Ce n’est que lorsque les classes les plus modestes ont découvert les piments que ceux-ci ont véritablement commencé à être appréciés. Dans les régions du sud de l’Italie, et notamment en Calabre, la plupart des habitants ne mangeaient pas de viande et leur alimentation se limitait à quelques légumes comme les aubergines, les poivrons et les tomates. Les piments étaient donc un condiment parfait pour en rehausser le goût, souligne Enzo Monaco.

Ils ont alors commencé à se disperser partout dans le pays et dans le monde grâce à l’aide des oiseaux migrateurs, qui, n’ayant pas de récepteurs gustatifs, étaient indifférents à son piquant. « Les oiseaux mangeaient des piments et faisaient leurs besoins en vol. Les graines ainsi libérées ont permis aux piments de conquérir de nouveaux territoires », explique Enzo Monaco.

La facilité avec laquelle les piments poussent a également joué un rôle important dans sa dissémination. « De la terre, un pot, une graine et un balcon exposé au soleil, c’est tout ce qu’il vous faut pour avoir des piments toute l’année », explique le président de l’Académie italienne des piments. Avec sa météo ensoleillée, la Calabre était l’endroit idéal pour la plante où pousser. Elle est devenue la région italienne où l’on consomme le plus de piments.

 

LA GRÂCE SALVATRICE DU PIMENT

La culture des piments offre une multitude de possibilités : ils peuvent être récoltés et vendus frais, ou bien séchés, fermentés et marinés au vinaigre. Comme l’explique Maria Viggiano, les longs épisodes caniculaires accélèrent le processus de séchage des piments, phénomène dont tirent parti certains producteurs. « Si nous ne pouvons pas les vendre [frais], nous les séchons puis nous les vendons. C’est une des solutions au problème », confie Francesco Donato, producteur de piments basé à Diamante.

La résistance de la plante a toutefois ses limites. Ainsi, si les températures demeurent trop élevées pendant trop longtemps, les plantes flétrissent, se décolorent et finissent par mourir, même si elles ne manquent pas d’eau, décrit Maria Viggiano, qui a observé ce phénomène dans ses cultures.

Pour les producteurs, ce sont les vagues de chaleur, et non la sécheresse, qui menacent les plantations de piments de la région. La ville de Diamante est entourée de montagnes, petits ruisseaux et de nombreux aquifères, lesquels fournissent pour l’heure encore suffisamment d’eau pour l’agriculture, poursuit Maria Viggiano. À l’inverse, les canicules sont à prévoir tous les ans et leur intensité augmente à mesure que les effets du changement climatique sur la météo à l’échelle mondiale se décuplent.

Enzo Monaco est lui plus optimiste.
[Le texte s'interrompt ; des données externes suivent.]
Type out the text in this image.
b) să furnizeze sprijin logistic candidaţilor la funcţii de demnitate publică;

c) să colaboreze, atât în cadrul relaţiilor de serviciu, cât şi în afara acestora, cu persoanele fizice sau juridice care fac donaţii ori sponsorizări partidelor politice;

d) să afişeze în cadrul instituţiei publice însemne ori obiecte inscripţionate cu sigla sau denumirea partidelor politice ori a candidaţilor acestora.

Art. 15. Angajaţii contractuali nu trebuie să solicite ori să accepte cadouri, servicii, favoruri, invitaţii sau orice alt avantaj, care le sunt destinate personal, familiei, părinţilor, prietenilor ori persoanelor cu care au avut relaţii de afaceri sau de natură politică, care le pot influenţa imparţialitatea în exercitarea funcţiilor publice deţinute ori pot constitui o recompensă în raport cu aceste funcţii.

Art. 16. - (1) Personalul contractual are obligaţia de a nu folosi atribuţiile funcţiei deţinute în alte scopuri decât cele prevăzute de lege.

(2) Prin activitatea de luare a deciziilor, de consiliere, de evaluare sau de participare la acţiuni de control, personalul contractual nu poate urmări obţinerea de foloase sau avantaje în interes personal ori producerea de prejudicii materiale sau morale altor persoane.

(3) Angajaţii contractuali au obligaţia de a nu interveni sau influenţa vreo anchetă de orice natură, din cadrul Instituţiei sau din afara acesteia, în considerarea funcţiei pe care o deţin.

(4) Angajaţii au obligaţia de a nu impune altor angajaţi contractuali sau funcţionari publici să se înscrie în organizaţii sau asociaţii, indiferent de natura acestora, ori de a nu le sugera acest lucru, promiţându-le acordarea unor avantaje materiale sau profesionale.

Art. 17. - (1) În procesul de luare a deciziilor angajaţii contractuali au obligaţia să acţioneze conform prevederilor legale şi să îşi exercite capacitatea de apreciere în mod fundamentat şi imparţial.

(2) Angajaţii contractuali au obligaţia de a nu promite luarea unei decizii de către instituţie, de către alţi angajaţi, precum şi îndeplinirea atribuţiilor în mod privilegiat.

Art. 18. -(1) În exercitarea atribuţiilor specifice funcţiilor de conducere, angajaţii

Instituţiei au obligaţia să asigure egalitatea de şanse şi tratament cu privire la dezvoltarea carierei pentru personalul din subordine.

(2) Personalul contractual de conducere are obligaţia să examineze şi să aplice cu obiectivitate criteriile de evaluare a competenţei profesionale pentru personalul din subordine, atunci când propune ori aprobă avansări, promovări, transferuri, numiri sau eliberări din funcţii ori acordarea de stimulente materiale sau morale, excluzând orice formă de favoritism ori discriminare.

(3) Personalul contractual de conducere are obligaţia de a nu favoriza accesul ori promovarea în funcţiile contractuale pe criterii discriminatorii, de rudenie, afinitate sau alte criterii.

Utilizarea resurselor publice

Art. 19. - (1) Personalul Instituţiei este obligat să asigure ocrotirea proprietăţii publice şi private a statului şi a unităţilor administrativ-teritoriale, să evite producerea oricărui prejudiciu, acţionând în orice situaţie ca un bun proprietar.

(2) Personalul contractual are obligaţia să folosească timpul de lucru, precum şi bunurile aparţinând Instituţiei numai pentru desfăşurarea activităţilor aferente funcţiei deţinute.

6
Il en est convaincu : grâce à leur résistance et à leur faculté d’adaptation, les piments, dont il existe des milliers de variétés au monde, pourront faire face à ces conditions extrêmes. Et si les plantes ne supportent pas les épisodes caniculaires intenses le long de la côte calabraise, les producteurs pourront toujours les cultiver un peu plus haut dans les montagnes environnantes, où les températures sont plus clémentes, ajoute Enzo Monaco.

« Je pense que le piment n’a pas trop de souci à se faire, poursuit-il. Il peut pousser à n’importe quelle altitude, que ce soit au niveau de la mer ou dans les montagnes ».

Cet article a initialement paru sur le site nationalgeographic.com en langue anglaise.